Dalam perkembangannya, penduduk taklukkan itu dijuluki indios oleh bangsa Spanyol, yang kemuddian mengidentitifikasi diri sebagai pemeluk Katolik dan menjadi warga Kerajaan Spanyol.
Sementara itu, umat Islam di daerah selatan, yang disebut Moro oleh bangsa Spayol (karena mereka mempunyai kepercayaan yang sama dengan orang-orang Moor Spanyol), tidak pernah merasa beridentitas sama dengan orang-orang Kristen.
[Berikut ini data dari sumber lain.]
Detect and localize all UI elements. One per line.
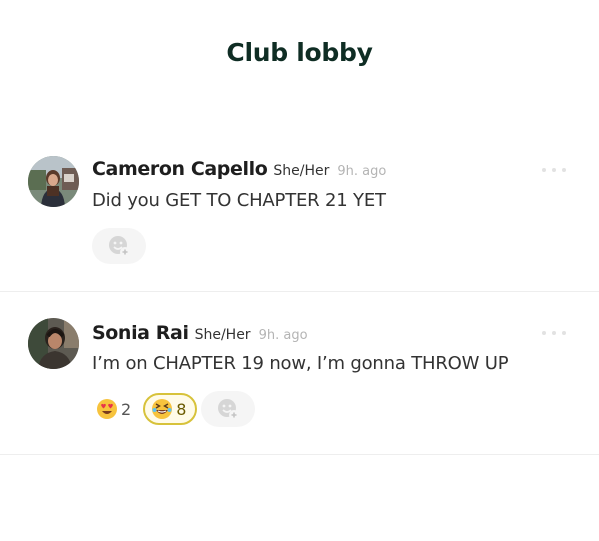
user-photo-avatar-icon [28, 318, 79, 369]
reaction-count: 2 [121, 399, 132, 419]
heart-eyes-emoji-icon [97, 399, 117, 419]
reaction-bar [92, 228, 146, 264]
divider [0, 454, 599, 455]
avatar[interactable] [28, 156, 79, 207]
user-photo-avatar-icon [28, 156, 79, 207]
reaction-heart-eyes[interactable]: 2 [92, 392, 136, 426]
timestamp: 9h. ago [258, 328, 308, 343]
grinning-squint-emoji-icon [152, 399, 173, 419]
author-name[interactable]: Sonia Rai [92, 322, 189, 344]
reaction-bar: 2 8 [92, 391, 256, 427]
message-text: Did you GET TO CHAPTER 21 YET [92, 190, 386, 211]
reaction-grinning-squint[interactable]: 8 [143, 393, 198, 425]
pronouns-label: She/Her [273, 163, 330, 179]
message-item: Cameron Capello She/Her 9h. ago Did you … [0, 152, 599, 291]
message-text: I’m on CHAPTER 19 now, I’m gonna THROW U… [92, 353, 509, 374]
reaction-count: 8 [176, 399, 187, 419]
message-item: Sonia Rai She/Her 9h. ago I’m on CHAPTER… [0, 292, 599, 454]
add-reaction-button[interactable] [201, 391, 256, 427]
timestamp: 9h. ago [337, 164, 387, 179]
more-options-icon[interactable] [542, 165, 566, 175]
pronouns-label: She/Her [194, 327, 251, 343]
more-options-icon[interactable] [542, 328, 566, 338]
avatar[interactable] [28, 318, 79, 369]
add-reaction-icon [218, 399, 240, 420]
author-name[interactable]: Cameron Capello [92, 158, 268, 180]
page-title: Club lobby [226, 38, 373, 67]
add-reaction-button[interactable] [92, 228, 146, 264]
add-reaction-icon [109, 236, 130, 257]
Akibatnya, selama sekitar 300 tahun terjadi peperangan sporadis antara orang-orang Moro melawan Spanyol yang dibantu penduduk Filipina katolik.
Titik Balik Abad Modern
Pada paruh kedua abad ke-19, pemerintah kolonial Spanyol merubah kebijakan kristenisasinya di wilayah selatan Moro. Perubahan ini semata-mata agar wilayah itu tidak dicaplok oleh kekuatan Barat lainnya.
Kemunduran dalam produksi pertanian, kekacauan perdagangan maritim, kerusakan akibat perang dan isolasi wilayah secara perlahan-perlahan akhirnya memaksa sultan dan datu (panglima perang) kesultanan-kesultanan selatan untuk menerima perjanjian damai dengan dengan Spanyol. Meskipun sebenarnya perjanjian tersebut cenderung menjadikan wilayah selatan menjadi koloni.
Pada akhir abad ke-19, situasi di Filipina menjadi sangat rumit. Pada tahun 1896 dan 1898 terjadi Revolusi Filipina, yang menyebabkan Spanyol menarik pasukannya dari wilayah muslim, dan mengkonsentrasikannya di wilayah utara. Revolusi itu mendapat dukungan dari Amerika Serikat yang mulai mengganggu negara jajahan Spanyol di Karibia dan Pasifik Selatan.
Di tengah jalannya revolusi, pemimpin revolusioner Filipina meminta dukungan Moro untuk bersatu melawan Spanyol. Akan tetapi permintaan itu tidak digubris, karena umat Islam memandang baik Spanyol atau Kristen Filipina sebagai musuh tradisional mereka. Penolakan ini nantinya akan menimbulkan konflik saudara di masa depan.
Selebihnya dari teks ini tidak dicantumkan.